US defence officials later posted video of what appeared to be the nighttime launch of a missile from the deck of a battleship flying the US flag.
Which of Nigeria’s myriad armed groups were targeted remains unclear.
Nigeria’s jihadist groups are mostly concentrated in the northeast of the country, but have made inroads into the northwest.
Researchers have recently linked some members from an armed group known as Lakurawa – the main jihadist group located in Sokoto State – to Islamic State Sahel Province (ISSP), which is mostly active in neighbouring Niger and Mali.
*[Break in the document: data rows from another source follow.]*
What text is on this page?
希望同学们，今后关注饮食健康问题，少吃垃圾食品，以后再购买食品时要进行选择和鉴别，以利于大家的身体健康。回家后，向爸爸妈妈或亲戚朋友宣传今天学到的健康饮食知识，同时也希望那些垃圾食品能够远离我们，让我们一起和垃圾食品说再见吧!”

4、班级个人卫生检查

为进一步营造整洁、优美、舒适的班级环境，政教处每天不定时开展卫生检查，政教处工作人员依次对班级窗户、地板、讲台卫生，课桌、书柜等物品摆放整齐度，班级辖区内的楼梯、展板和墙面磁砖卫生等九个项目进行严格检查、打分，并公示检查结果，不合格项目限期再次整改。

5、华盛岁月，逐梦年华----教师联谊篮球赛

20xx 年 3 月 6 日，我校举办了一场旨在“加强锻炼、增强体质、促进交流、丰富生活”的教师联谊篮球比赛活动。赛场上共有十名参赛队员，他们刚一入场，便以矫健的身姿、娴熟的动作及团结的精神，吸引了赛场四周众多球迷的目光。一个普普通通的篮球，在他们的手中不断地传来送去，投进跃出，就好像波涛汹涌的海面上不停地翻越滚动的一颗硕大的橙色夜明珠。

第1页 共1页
Other analysts have disputed those links, though research on Lakurawa is complicated as the term has been used to describe various armed fighters in the northwest.
Those described as Lakurawa also reportedly have links to Al-Qaeda affiliated group for the Support of Islam and Muslims, a rival group to ISSP.
While Abuja has welcomed the strikes, “I think Trump would not have accepted a ‘No’ from Nigeria”, said Malik Samuel, an Abuja-based researcher for Good Governance Africa, a non-governmental organisation.
Amid the diplomatic pressure, Nigerian authorities are keen to be seen as cooperating with the US, Samuel told AFP, even though “both the perpetrators and the victims in the northwest are overwhelmingly Muslim”.
Tuggar said that Nigerian President Bola Tinubu “gave the go-ahead” for the strikes.
The foreign minister added: “It must be made clear that it is a joint operation, and it is not targeting any religion nor simply in the name of one religion or the other.”